Fallwander: Das sind die Komponistin Theresa Zaremba und die Violinistin Teresa Allgaier. Sie umgeben sich mit Keys, Saiten, Bogen, Reglern, Sticks und Pads. Ihre Lieder, die „Waves“ oder „Spleen“ heißen, sind atmosphärisch, psychedelisch und reduziert, mit vielen lang gezogenen Tönen. Alle akustischen Elemente wie Gesang, Geige oder Klavier sind voller Effekte.
Fallwander ist Ambient Chamber Pop ohne feste Rollen.
„Wir haben gefühlt immer schon zusammen Musik gemacht“, sagt Teresa. Früher mit der Geige in klassischen Kammermusikkonzerten. Live spielen die beiden am liebsten in einem kleinen Rahmen. Beide Musikerinnen singen und spielen alle Instrumente und wechseln auch stetig durch. „Es fühlt sich immer noch sehr kammermusikalisch an“, sagt Teresa Allgaier. „Und es ist viel stärker und intensiver dadurch, dass wir uns eine Art Welt gebaut haben. In dieser Welt haben sich eine eigene Ästhetik und eigene Regeln entwickelt.“ Eine dieser Regeln ist zum Beispiel, dass Fallwander musikalischer Freiraum sein soll. Eine Ebene ohne Druck und Zwang. Alles kann, nichts muss.

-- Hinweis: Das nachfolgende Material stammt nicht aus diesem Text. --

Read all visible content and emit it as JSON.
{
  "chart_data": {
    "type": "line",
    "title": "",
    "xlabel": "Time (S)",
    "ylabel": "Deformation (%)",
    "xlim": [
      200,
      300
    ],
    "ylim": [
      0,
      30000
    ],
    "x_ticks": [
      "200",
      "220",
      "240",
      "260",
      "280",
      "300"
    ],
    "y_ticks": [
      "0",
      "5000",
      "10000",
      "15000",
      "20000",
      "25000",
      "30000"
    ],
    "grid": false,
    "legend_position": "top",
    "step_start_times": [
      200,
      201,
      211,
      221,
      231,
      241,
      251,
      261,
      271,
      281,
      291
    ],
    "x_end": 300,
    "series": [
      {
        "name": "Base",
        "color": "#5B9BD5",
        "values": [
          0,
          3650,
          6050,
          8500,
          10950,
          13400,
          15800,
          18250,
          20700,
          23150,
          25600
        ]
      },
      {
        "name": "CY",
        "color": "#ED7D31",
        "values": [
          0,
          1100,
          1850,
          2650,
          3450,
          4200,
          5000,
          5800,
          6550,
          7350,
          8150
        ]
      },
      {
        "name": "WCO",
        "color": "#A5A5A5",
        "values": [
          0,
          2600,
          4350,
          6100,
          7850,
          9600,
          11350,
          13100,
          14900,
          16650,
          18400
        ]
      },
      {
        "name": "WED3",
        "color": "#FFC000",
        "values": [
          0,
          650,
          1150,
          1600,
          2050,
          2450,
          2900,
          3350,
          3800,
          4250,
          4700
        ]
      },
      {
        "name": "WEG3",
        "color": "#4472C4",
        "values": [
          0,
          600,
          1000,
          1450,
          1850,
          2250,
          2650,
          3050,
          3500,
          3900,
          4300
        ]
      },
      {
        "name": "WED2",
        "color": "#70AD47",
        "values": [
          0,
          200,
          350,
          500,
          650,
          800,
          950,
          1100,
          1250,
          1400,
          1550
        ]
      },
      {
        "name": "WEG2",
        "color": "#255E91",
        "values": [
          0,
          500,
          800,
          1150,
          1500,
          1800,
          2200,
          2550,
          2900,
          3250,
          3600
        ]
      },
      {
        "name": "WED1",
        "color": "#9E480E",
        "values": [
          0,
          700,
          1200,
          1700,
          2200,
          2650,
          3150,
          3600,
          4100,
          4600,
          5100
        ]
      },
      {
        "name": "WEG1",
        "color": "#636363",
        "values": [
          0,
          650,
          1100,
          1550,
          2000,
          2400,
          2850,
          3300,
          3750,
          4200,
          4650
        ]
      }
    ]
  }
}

Ihr beider Gesang ist stets gerade so warm, dass es nicht fröstelt, immer gerade so kühl, dass die Luft klirrend klar und die Sicht weit bleibt. Fallwander: hinaus wandern in die Ruhe, sich in der Stille fallen lassen.

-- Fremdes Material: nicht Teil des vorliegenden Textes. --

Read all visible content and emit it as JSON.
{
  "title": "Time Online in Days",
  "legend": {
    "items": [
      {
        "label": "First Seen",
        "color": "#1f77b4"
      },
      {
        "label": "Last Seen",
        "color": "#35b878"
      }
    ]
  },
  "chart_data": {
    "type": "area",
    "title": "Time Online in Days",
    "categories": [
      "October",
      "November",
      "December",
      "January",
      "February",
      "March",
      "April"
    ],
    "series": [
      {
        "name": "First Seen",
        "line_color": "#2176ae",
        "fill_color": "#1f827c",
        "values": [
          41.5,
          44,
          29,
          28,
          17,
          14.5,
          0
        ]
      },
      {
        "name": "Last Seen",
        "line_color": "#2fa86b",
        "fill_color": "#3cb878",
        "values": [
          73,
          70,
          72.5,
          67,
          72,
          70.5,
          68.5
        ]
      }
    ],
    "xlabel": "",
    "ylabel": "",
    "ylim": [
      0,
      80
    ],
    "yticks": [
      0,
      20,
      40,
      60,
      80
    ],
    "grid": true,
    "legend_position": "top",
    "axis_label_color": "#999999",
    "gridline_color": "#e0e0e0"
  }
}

(Quelle/Zitate: Süddeutsche Zeitung/sueddeutsche.de, Amelie Völker)
Support: Yaelllavie
Yaelllavies kürzlich erschienenes Solo-Debütalbum ist eine tiefgründige Reise – eine sehr persönliche Auseinandersetzung mit Verwandlung, Erneuerung und Selbstverwirklichung. Verwurzelt in den gefühlvollen Klängen des Qanun – eines Instruments mit uralten Wurzeln im Nahen Osten – webt die Musik ein komplexes Geflecht kultureller Einflüsse und verbindet reichhaltige Makam-Tonleitern mit modernen Elementen wie Drumcomputern und experimenteller Produktion.